Republican lawmakers crafting alternatives to Obamacare face a fundamental decision: whether to focus on expanding coverage or containing costs. Their choice may be driven, at least in part, by budget scorekeepers.
The Congressional Budget Office released a report in December 2008 on key issues in analyzing major health-care proposals. Included was a chart projecting individuals’ willingness to enroll in health insurance at various levels of subsidy (in technical terms, an elasticity curve). That curve suggested that insurance enrollment would remain below 40% until subsidies reached 70% of cost and that even if costs were 100% subsidized, about a fifth of individuals would decline to enroll. (And that level of subsidy is probably much greater than many Republicans would be willing to offer.)
This scenario is what prompted President Barack Obama to accept an individual mandate after he had campaigned against it; Nancy-Ann DeParle, one of his advisers overseeing health-care efforts, wrote in April 2009 that “the Congressional Budget Office (CBO) will likely take the position that without an individual responsibility requirement, half of the uninsured will be left uncovered.”
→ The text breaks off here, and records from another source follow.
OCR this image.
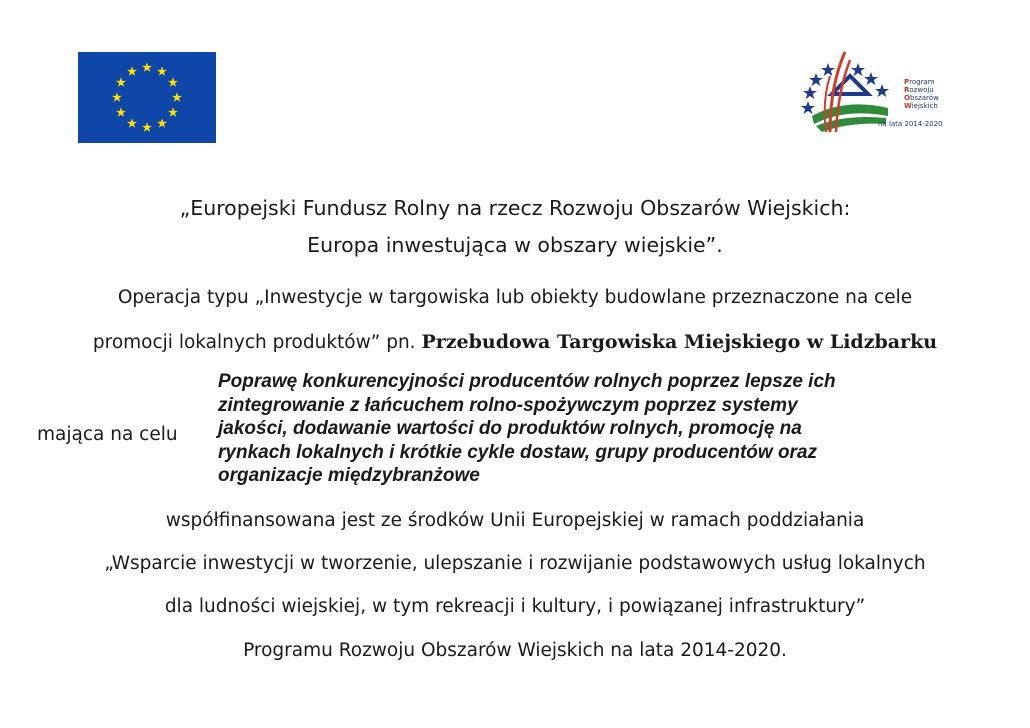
Program
Rozwoju
Obszarów
Wiejskich
na lata 2014-2020
„Europejski Fundusz Rolny na rzecz Rozwoju Obszarów Wiejskich:
Europa inwestująca w obszary wiejskie”.
Operacja typu „Inwestycje w targowiska lub obiekty budowlane przeznaczone na cele
promocji lokalnych produktów” pn. Przebudowa Targowiska Miejskiego w Lidzbarku
mająca na celu
Poprawę konkurencyjności producentów rolnych poprzez lepsze ich
zintegrowanie z łańcuchem rolno-spożywczym poprzez systemy
jakości, dodawanie wartości do produktów rolnych, promocję na
rynkach lokalnych i krótkie cykle dostaw, grupy producentów oraz
organizacje międzybranżowe
współfinansowana jest ze środków Unii Europejskiej w ramach poddziałania
„Wsparcie inwestycji w tworzenie, ulepszanie i rozwijanie podstawowych usług lokalnych
dla ludności wiejskiej, w tym rekreacji i kultury, i powiązanej infrastruktury”
Programu Rozwoju Obszarów Wiejskich na lata 2014-2020.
Having fought a mandate to purchase health insurance on both policy and constitutional grounds, Republicans are unlikely to include one in their alternative. This means that CBO is likely to analyze, or score, such a proposal as covering fewer individuals than Obamacare. While the GOP plan taking shape may not contain the legislative detail necessary to receive a CBO analysis, any Republican alternative is likely to be criticized by Obamacare supporters for not covering as many Americans.
Republicans could, however, embrace such an outcome as a feature rather than a flaw to their proposal. CBO concluded last September that eliminating the mandate would dramatically reduce coverage levels; this could be cited as grounds to argue that most of Obamacare’s coverage gains have come due to government coercion.
Some conservatives may argue that lowering costs, not increasing health coverage, is the proper metric by which to gauge health-care reforms. The plan I worked on for America Next, a conservative think tank, took this approach, focusing on reducing costs rather than on implementing a major coverage expansion.
Other details may spark controversy, but lowering costs vs. increasing coverage is a fundamental distinction likely to define any alternative to Obamacare. The option Republicans choose and the way they frame the issue will go a long way toward shaping the policy and political battles to come.